Spears attempted to "hold it" but eventually said she needed to go to the lavatory. Crew members attempted to help Spears from her seat to the restroom but in the process, "dropped, pushed, dragged and injured" her, according to the lawsuit. At one point, Spears fell to the floor. The suit says Spears was then told by a crew member to hop on her remaining leg toward the bathroom, but Spears was unable to do so.

Spears, the suit says was then directed by a crew member to "scoot" on the floor with help from a flight attendant and passenger. She did reach the lavatory, but was so exhausted could not get up from the floor, so crew members and the passenger pushed suitcases and other "hard surfaced containers" under her to raise her up. According to the suit, that crew members would not permit Spears to close the lavatory door, so she was forced to disrobe in full view of passengers sitting in the first-class cabin.

To help Spears return to her seat, crew members had her sit on a raised "flat" so she could be pulled back to her seat.

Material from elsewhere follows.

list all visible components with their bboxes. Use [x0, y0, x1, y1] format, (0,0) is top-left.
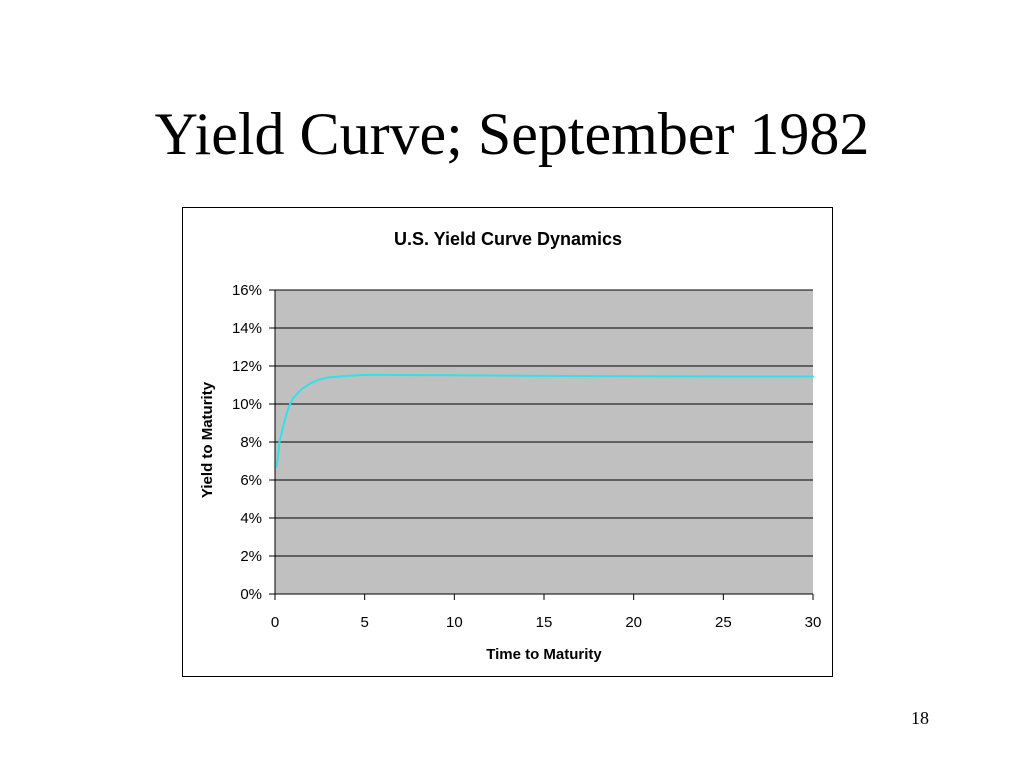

A passenger sitting in first class was so distraught about the incident, the suit said, that he gave Spears his seat.

When she arrived in Charlotte for her connecting flight to Richmond, Spears was taken to a separate room, where she was “interrogated about the incident against her desire.” There, the suit says, American Airlines agents denied fault and further embarrassed her before allowing her to continue on her trip.